User Manual

ARRHYTHMIA ANALYSIS
70 PatientNet Operator’s Manual, v1.04, 10001001-00X, Draft
All information contained herein is subject to the rights and restrictions on the title page.
Learn and Relearn Considerations
Immediately upon placing the patient on the system, the arrhythmia analysis software
begins a LEARN. During this time, the software is comparing all incoming beats to a
reference in order to form a template for that patient’s normal QRS complex. During
the learn mode, only the alarms for ASYSTOLE and V-FIB are activated. HIGH HR
and LOW HR will be generated if the alarms are ON. It is important to regularly
review each patient’s zoomed in Full Disclosure screen. The annotations that appear
should be N, for the dominant beat, or A, for the premature normal beat. See “Beat
Labels” on page 58 for details on annotations.
Rhythm Indicator
The Rhythm Indicator appears as a small green, yellow, or flashing red R in the
Patient Tile and provides a visual indication of the current beat quality for a given
patient. See “Patient Channel Tile” on page 36. When the beat quality value decreases
to a set yellow threshold value, which is configurable in the administrator screens, the
Rhythm Indictor will appear yellow. Subsequently, when the beat quality value
decreases further to a set red threshold value, the indicator will appear red and flash in
the Patient Tile. When the beat quality value increases, the Rhythm Indicator is dis-
played as the appropriate threshold color.

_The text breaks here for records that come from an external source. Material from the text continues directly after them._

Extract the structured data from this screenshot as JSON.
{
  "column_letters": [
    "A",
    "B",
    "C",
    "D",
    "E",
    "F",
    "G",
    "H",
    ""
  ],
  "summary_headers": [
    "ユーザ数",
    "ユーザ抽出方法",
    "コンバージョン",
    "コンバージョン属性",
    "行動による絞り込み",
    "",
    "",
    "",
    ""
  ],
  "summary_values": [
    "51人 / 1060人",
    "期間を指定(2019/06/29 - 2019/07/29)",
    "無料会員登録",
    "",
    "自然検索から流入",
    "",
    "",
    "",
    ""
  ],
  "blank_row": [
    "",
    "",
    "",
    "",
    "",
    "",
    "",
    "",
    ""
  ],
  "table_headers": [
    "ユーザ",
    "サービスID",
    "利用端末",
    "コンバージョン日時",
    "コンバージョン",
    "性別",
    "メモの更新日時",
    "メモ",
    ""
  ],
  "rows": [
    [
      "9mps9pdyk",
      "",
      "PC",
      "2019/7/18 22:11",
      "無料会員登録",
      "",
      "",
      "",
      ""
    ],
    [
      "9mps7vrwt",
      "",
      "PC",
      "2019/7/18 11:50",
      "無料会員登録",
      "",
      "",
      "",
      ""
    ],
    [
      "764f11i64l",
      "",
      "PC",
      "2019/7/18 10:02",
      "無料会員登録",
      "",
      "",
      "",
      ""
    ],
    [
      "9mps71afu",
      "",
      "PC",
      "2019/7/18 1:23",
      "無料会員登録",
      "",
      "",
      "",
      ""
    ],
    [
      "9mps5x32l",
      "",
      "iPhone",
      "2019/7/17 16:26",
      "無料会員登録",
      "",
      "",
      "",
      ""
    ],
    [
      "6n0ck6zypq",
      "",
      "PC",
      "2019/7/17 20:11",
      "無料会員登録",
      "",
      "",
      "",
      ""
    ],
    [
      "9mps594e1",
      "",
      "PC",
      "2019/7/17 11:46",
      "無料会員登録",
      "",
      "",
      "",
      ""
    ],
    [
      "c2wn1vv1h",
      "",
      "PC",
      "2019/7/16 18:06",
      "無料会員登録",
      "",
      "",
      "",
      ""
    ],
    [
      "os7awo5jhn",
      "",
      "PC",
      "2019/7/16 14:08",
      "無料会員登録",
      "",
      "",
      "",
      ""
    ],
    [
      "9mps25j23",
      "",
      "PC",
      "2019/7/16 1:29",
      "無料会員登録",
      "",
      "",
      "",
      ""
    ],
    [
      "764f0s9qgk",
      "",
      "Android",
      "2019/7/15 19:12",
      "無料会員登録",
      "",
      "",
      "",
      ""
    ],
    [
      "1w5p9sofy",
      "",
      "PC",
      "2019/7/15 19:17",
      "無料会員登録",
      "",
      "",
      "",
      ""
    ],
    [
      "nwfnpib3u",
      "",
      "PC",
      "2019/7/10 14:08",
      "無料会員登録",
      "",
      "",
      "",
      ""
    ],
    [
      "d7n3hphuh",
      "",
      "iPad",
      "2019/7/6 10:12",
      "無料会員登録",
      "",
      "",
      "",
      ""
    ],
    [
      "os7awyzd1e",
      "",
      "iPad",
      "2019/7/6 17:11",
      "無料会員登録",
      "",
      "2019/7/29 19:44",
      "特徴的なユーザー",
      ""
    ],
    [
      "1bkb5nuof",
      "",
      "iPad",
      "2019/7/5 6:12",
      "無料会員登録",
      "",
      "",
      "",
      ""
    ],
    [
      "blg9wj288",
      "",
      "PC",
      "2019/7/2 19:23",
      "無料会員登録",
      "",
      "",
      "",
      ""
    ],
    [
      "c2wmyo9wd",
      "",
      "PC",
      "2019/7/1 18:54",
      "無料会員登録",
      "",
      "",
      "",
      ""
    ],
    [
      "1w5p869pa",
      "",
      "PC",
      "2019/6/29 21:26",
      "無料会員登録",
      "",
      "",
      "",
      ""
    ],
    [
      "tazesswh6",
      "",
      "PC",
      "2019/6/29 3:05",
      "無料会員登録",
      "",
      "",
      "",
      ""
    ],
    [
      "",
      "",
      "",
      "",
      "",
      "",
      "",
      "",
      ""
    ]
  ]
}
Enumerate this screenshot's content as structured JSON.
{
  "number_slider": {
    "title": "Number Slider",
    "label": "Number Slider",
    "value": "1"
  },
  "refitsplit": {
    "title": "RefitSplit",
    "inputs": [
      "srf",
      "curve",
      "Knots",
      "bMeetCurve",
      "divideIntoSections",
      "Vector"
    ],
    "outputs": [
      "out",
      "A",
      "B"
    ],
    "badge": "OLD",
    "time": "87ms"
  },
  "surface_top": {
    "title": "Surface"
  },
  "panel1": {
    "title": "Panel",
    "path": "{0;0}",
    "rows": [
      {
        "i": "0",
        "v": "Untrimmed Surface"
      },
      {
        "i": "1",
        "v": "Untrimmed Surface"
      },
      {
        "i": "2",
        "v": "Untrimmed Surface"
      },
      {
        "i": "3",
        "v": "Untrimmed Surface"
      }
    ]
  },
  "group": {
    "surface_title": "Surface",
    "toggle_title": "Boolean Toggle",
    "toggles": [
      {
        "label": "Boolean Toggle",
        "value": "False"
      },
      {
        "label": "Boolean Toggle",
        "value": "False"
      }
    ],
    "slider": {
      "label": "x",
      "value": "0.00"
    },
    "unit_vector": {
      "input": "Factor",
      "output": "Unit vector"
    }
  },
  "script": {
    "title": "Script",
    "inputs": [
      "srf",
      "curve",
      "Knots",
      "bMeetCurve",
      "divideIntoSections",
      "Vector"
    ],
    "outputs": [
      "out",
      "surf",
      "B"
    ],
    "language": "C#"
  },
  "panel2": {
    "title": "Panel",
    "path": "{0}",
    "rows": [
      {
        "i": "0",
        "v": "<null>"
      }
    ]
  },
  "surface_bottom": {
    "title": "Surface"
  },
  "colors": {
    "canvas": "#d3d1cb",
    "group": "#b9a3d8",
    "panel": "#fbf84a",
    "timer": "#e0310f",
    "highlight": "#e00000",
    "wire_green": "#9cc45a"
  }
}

Note: The Rhythm Indicator status is stored in full disclosure and history screens,
as well as printed on laser strips. The beat quality percentage is calculated
and displayed as a Learned Template Match (LTM) percentage.
Manual Relearning
Use the relearn function under the following conditions:
a patient’s dominant rhythm changes in configuration and type
leads have been taken off and replaced
the current learn was performed during an extremely noisy segment.
when there are significant numbers of Qs without a change in wave morphol-
ogy.
a false alarm occurs and the dominant beat is not identified with an “N” in the
24-hour/72-hour full disclosure.
when the Rhythm Indicator in the Patient Tile turns from green to yellow or
red due to a change in wave morphology.